I will not speak bad of Blake, but baby I don't even know 
what that was. I am not one to have a cheap torrid affair 
with someone I am not in love with. I willed my self to be in 
love with Blake. I wanted to be in love with him really, but
 you can't force something that is not there. He said, to 
me on more than one occasion that I was in love with
 a dead man, and a dead man slept between us at night. I 
don't know why? Blake was the last person on the face  
of the earth I wanted to mention your name to. But, I 
know I didn't have to mention you because he felt it. Then 
you would think that someone so upset or having to live with 
a dead man would have given up and went away without
 all the drama. I did care for Blake, I just wasn't in love
with him. 

It is still raining on me. Still raining in my life from the tears I
shed. I am sure that people think I am putting on, that no
one could love someone this much, but that could not be
further from the truth. I suppose I have grown accustom 
to having you in my life, thoughts, mind and heart everyday.
I fill my life with as much sunshine as I can muster, but 
my thoughts always return to you. The life we could have 
had. The life I always dreamed of. The Life I always wanted.
The Fairy Tale.

I think of how God gives us that one special person in life, some 
do not recognize them when they see them, some want 
someone else other than who they are destined to be with.
 But, there are those who just know.They know this person 
was sent from God just as I did with you my love. I hear parents 
saying oh they are too young, and that they do not have any
idea what they want at this age. But, baby we proved them
wrong didn't we? 


I would be with you the rest of my life and we met in middle school. 
I loved that you were shy. I loved that you said I was the prettiest girl 
you had ever seen and you made me feel that way for many years 
until the Lord took you to be with him. You were my soul mate
my one true love. 

But, baby the rain comes far to often, I feel lost and alone and no
one should feel that way. Baby, I know you want me happy. I know 
it is not you holding on to me, but me not letting go. No one was out 
there that night after I found you, as I held you. I once came up with
another story a short and sweet one, so I didn't have to keep reliving
the horror.



But, I do relive the horror everyday, I shed tears as I write this now.
I think if you had died of natural causes if would be better for me. 
I still remember that stretch of road, and when ever I go home I 
have to stop by and look out into that farmers field. There are
flowers up near the road, but not where you died. I always 
visit your parents when I am home, yet I haven't been home in 
over a year now. I still talk to your mama and I know she loves 
me since I was part of you. My only regret is not having a baby
since you were a only child. But, we both discussed it, and it 
was not the time to have a child since we were both in pursuit 
of our careers. But, I will always regret not having a little Jason
Aaron Taylor II. I so wish that you could live on through me.
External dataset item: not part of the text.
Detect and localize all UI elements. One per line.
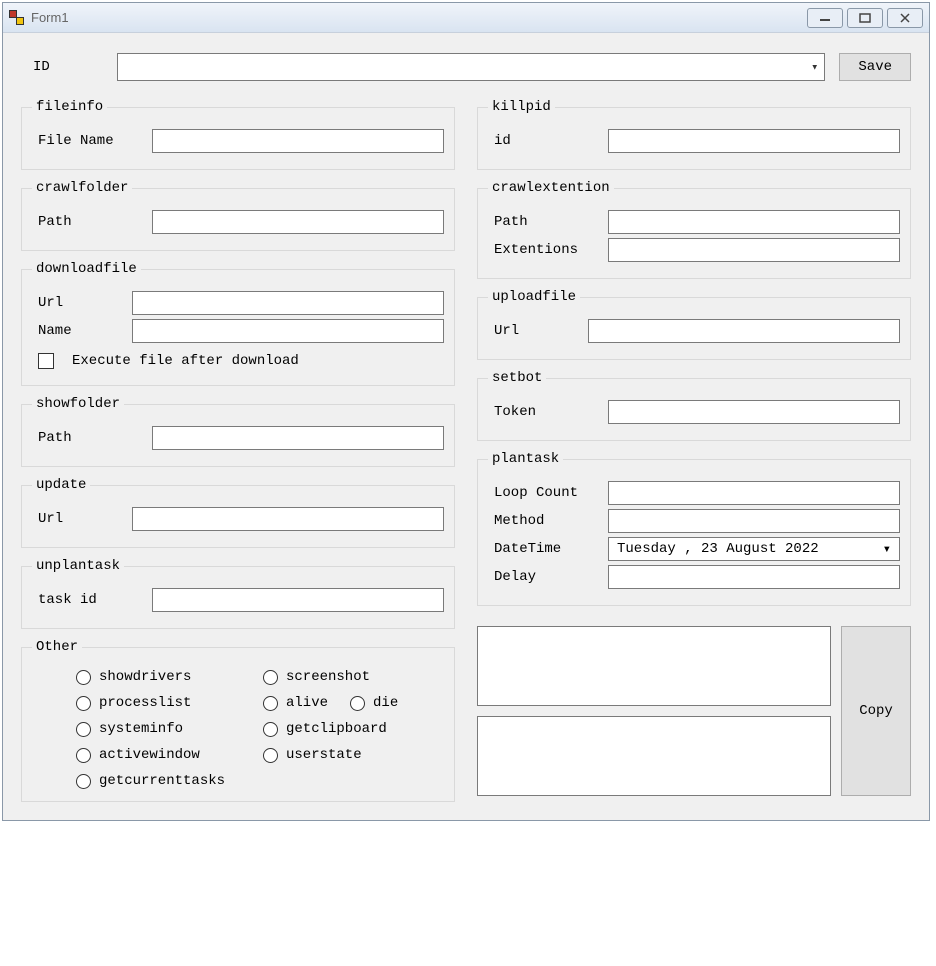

I will always love you Jason. Please help me set myself free. 
So that I can love again, dream again, and make someone
else happy the way I did you. I do find this personal
yet I want the person I care about to know why I do
not jump at any offers he has gave to me. I know he cares
although, he must believe me to be insane by now, I need
to be a complete, healthy and emotionally stable person
before I can ever take that step again.



HAVE YOU EVER SAW THE RAIN IN A HEART LIKE MINE?